CAPÍTULO CXXIX | LA CABINA |
---|
(Ajab avanzando para ir a cubierta; Pip le coge de la mano para seguirle.)
-Amigo, amigo, os digo que ahora no debéis seguir a Ajab. Está llegando la hora en la que Ajab no os ahuyentará de él, y aun así no os tendrá a su lado. En vos, pobre amigo, hay lo que bien siento que sana mi enfermedad. Lo igual sana lo igual; y para esta cacería mi enfermedad se convierte en mi más deseada salud. Quedaos aquí abajo, donde se os servirá como si fuerais el capitán. Sí, amigo, os sentaréis aquí, en mi propia silla atornillada; otro tornillo para ella debéis ser.
—¡No, no, no! No tenéis un cuerpo entero, señor; usad al menos de mí, pobre de mí, como vuestra pierna perdida; pisad sobre mí, señor, nada más; no pido otra cosa, así seré parte de vos.
—¡Ah! A pesar de un millón de villanos, ¡esto me convierte en un seguidor incondicional de la inmarchitable fidelidad del hombre!… ¡Y es negro!, ¡Y loco!… Aunque me parece que igual-sana-igual se le aplica también a él; así se vuelve sensato de nuevo.
—Me dicen, señor, que Stubb abandonó una vez al pobre Pip, cuyos huesos sumergidos ahora se ven blancos, a pesar de toda la negrura de su piel viva. Mas yo nunca os abandonaré, señor, como Stubb hizo con él. He de ir con vos, señor.
—Si me hablarais así mucho más, el propósito de Ajab se enfriaría en él. No, os digo; no puede ser.
—¡Oh, buen amo, amo, amo!
—¡Gemid así, y os mataré! ¡Cuidaos, pues también Ajab está loco! Escuchad y oiréis con frecuencia mi pie de marfil sobre cubierta, y sabréis que aún estoy allí. Y ahora os dejo. ¡Vuestra mano!… ¡Chocadla! Fiel sois, muchacho, como la circunferencia a su centro. Así: que Dios os bendiga por siempre; y si se llega a eso… que Dios os salve por siempre, ocurra lo que ocurra.
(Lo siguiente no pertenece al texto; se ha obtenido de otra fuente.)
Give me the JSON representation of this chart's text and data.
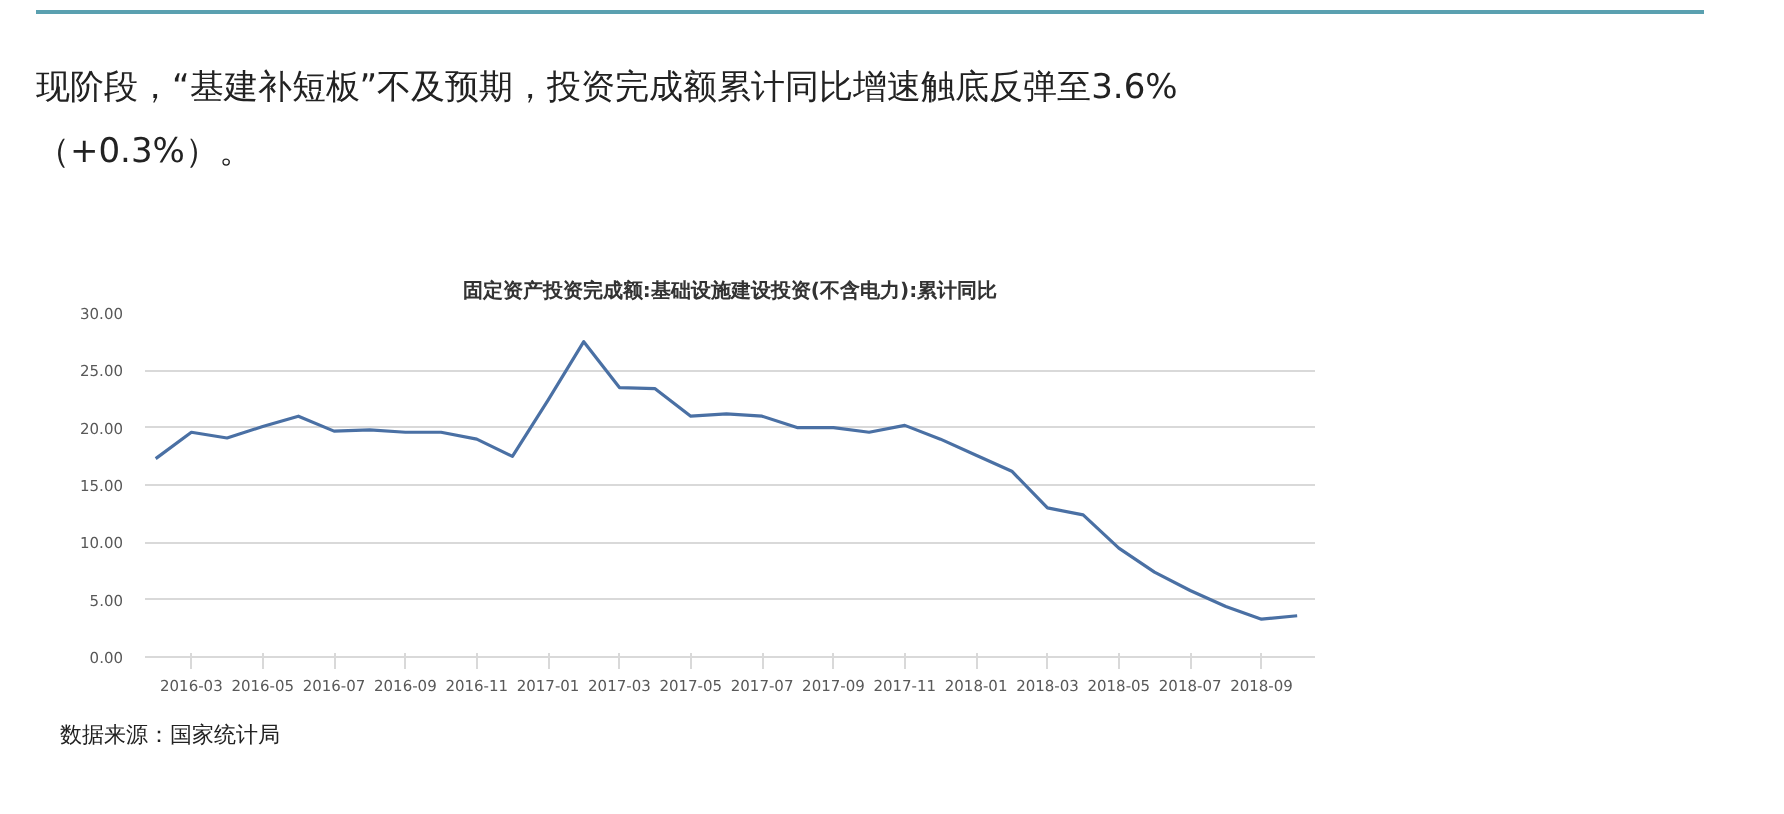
{
  "chart_data": {
    "type": "line",
    "title": "固定资产投资完成额:基础设施建设投资(不含电力):累计同比",
    "categories": [
      null,
      "2016-03",
      null,
      "2016-05",
      null,
      "2016-07",
      null,
      "2016-09",
      null,
      "2016-11",
      null,
      "2017-01",
      null,
      "2017-03",
      null,
      "2017-05",
      null,
      "2017-07",
      null,
      "2017-09",
      null,
      "2017-11",
      null,
      "2018-01",
      null,
      "2018-03",
      null,
      "2018-05",
      null,
      "2018-07",
      null,
      "2018-09",
      null
    ],
    "series": [
      {
        "color": "#4a70a4",
        "values": [
          17.3,
          19.6,
          19.1,
          20.1,
          21.0,
          19.7,
          19.8,
          19.6,
          19.6,
          19.0,
          17.5,
          22.4,
          27.5,
          23.5,
          23.4,
          21.0,
          21.2,
          21.0,
          20.0,
          20.0,
          19.6,
          20.2,
          19.0,
          17.6,
          16.2,
          13.0,
          12.4,
          9.5,
          7.4,
          5.8,
          4.4,
          3.3,
          3.6
        ]
      }
    ],
    "ylim": [
      0,
      30
    ],
    "yticks": [
      {
        "value": 0,
        "label": "0.00"
      },
      {
        "value": 5,
        "label": "5.00"
      },
      {
        "value": 10,
        "label": "10.00"
      },
      {
        "value": 15,
        "label": "15.00"
      },
      {
        "value": 20,
        "label": "20.00"
      },
      {
        "value": 25,
        "label": "25.00"
      },
      {
        "value": 30,
        "label": "30.00"
      }
    ],
    "grid": "y",
    "marker": "none",
    "line_style": "solid",
    "annotations": [
      "现阶段，“基建补短板”不及预期，投资完成额累计同比增速触底反弹至3.6%（+0.3%）。",
      "数据来源：国家统计局"
    ]
  }
}
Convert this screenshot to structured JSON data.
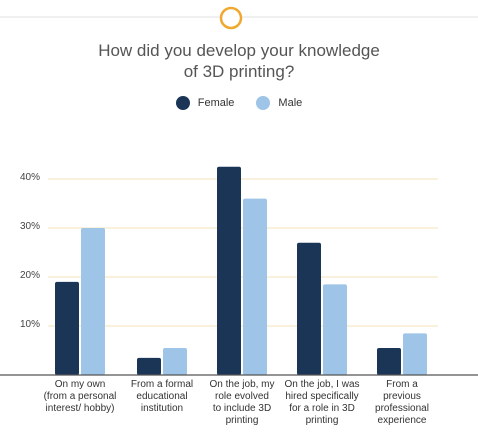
{
  "chart_data": {
    "type": "bar",
    "title": "How did you develop your knowledge of 3D printing?",
    "categories": [
      "On my own (from a personal interest/ hobby)",
      "From a formal educational institution",
      "On the job, my role evolved to include 3D printing",
      "On the job, I was hired specifically for a role in 3D printing",
      "From a previous professional experience"
    ],
    "category_lines": [
      [
        "On my own",
        "(from a personal",
        "interest/ hobby)"
      ],
      [
        "From a formal",
        "educational",
        "institution"
      ],
      [
        "On the job, my",
        "role evolved",
        "to include 3D",
        "printing"
      ],
      [
        "On the job, I was",
        "hired specifically",
        "for a role in 3D",
        "printing"
      ],
      [
        "From a",
        "previous",
        "professional",
        "experience"
      ]
    ],
    "series": [
      {
        "name": "Female",
        "color": "#1b3557",
        "values": [
          19,
          3.5,
          42.5,
          27,
          5.5
        ]
      },
      {
        "name": "Male",
        "color": "#9ec4e8",
        "values": [
          30,
          5.5,
          36,
          18.5,
          8.5
        ]
      }
    ],
    "yticks": [
      "10%",
      "20%",
      "30%",
      "40%"
    ],
    "ytick_values": [
      10,
      20,
      30,
      40
    ],
    "ylim": [
      0,
      45
    ],
    "legend_position": "top-center",
    "grid": true,
    "grid_color": "#f3e3b8",
    "accent_color": "#f0a830"
  }
}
(Ajab sale; Pip da un paso adelante.)
—Aquí estuvo en este instante; estoy en su aire… pero estoy solo. Ahora, si al menos estuviera aquí el pobre Pip, lo podría soportar, pero está perdido. ¡Pip! ¡Pip! ¡Ding, dong, ding! ¿Quién ha visto a Pip? Debe estar aquí arriba; probemos la puerta. ¿Qué?, ni cerradura, ni cerrojo, ni barra; y aun así no hay modo de abrirla. Debe ser el conjuro; me dijo que me quedara aquí. Sí, y me dijo que esta silla atornillada era mía. Aquí, entonces, me sentaré yo, contra el yugo, en la misma mitad del barco, toda su quilla y sus tres mástiles ante mí. Aquí, dicen nuestros viejos marineros, los grandes almirantes a veces se sientan a la mesa en sus negros setenta y cuatros[149], y la presiden sobre filas de capitanes y tenientes. ¡Ja!, ¿qué es esto?, ¡charreteras!, ¡charreteras!, ¡las charreteras vienen todas empujando! Pasad los decantadores; encantado de veros; ¡escanciad, monsieurs! ¡Que extraña sensación, eh, cuando un muchacho negro es anfitrión de hombres blancos con encaje de oro en sus levitas!… Monsieurs, ¿habéis visto a un tal Pip?… Un pequeño muchacho negro, de cinco pies de alto, ¡abyecta y cobarde apariencia! Saltó una vez de una lancha ballenera… ¿le habéis visto? ¡No! Bien, entonces escanciad de nuevo, capitanes, y brindemos: ¡vergüenza a todos los cobardes!… ¡Chss!, ahí arriba escucho marfil… ¡Oh, amo, amo! En verdad me siento desconsolado cuando andáis por encima de mí. Pero aquí me quedaré, aunque su popa choque contra rocas; y éstas penetren; y las ostras vengan a unírseme.